When the waiter comes with our food, he has a bemused expression. We both struggle to control our faces while he lays an oversize white plate before Rena, fat fettuccine noodles under glistening vegetables, and a stainless-steel platter before me, the fish still sizzling on the metal.
Rena twists a noodle around her fork, then looks up at me, the laden fork still in her hand. “I’ve asked Saul for a divorce.”
I finish chewing. I have an abhorrence of people talking with their mouths full, have never really understood how a person is supposed to converse over dinner. Even rushing the food down, it takes half a minute before my mouth is empty and wiped. “He told me.”
We look directly at each other, as though everything that has taken place during the two hours up to now has been a kind of ceremony.
“I feel like a louse, of course. But I can’t imagine ever being able to trust him again. Certain things don’t go backwards.” She lays down her fork. “Frogs can’t become tadpoles again.”

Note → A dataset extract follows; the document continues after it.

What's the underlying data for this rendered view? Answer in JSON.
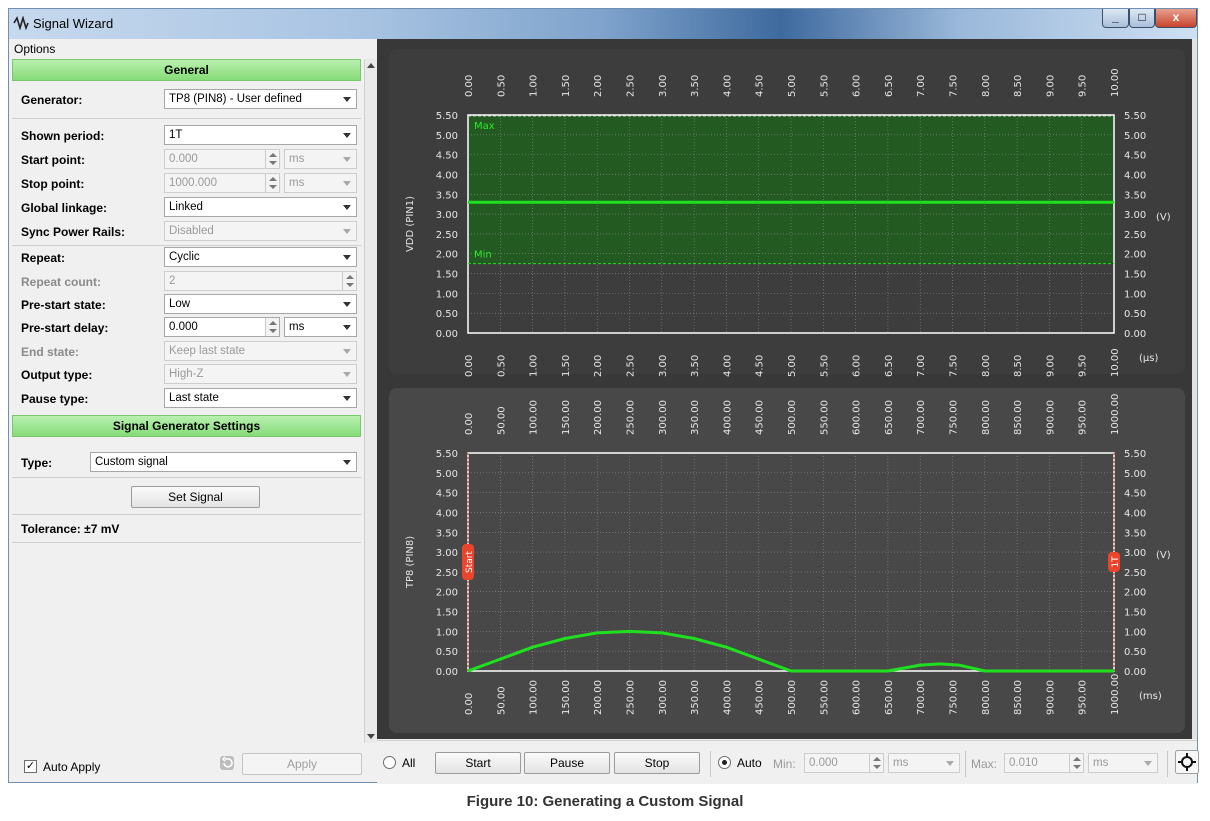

I think of those conundrums you used to love about the identity of objects. At what point is a machine whose every part has been changed no longer the same machine? That’s what it must seem like to Rena. That nothing about you resembles the person she married.
“You don’t have to apologize to me.”
“I can’t help feeling I need to. Now all he has is you.”
“Marriage isn’t the same as parenthood.” I wonder why I am condoning her actions, what is going on here.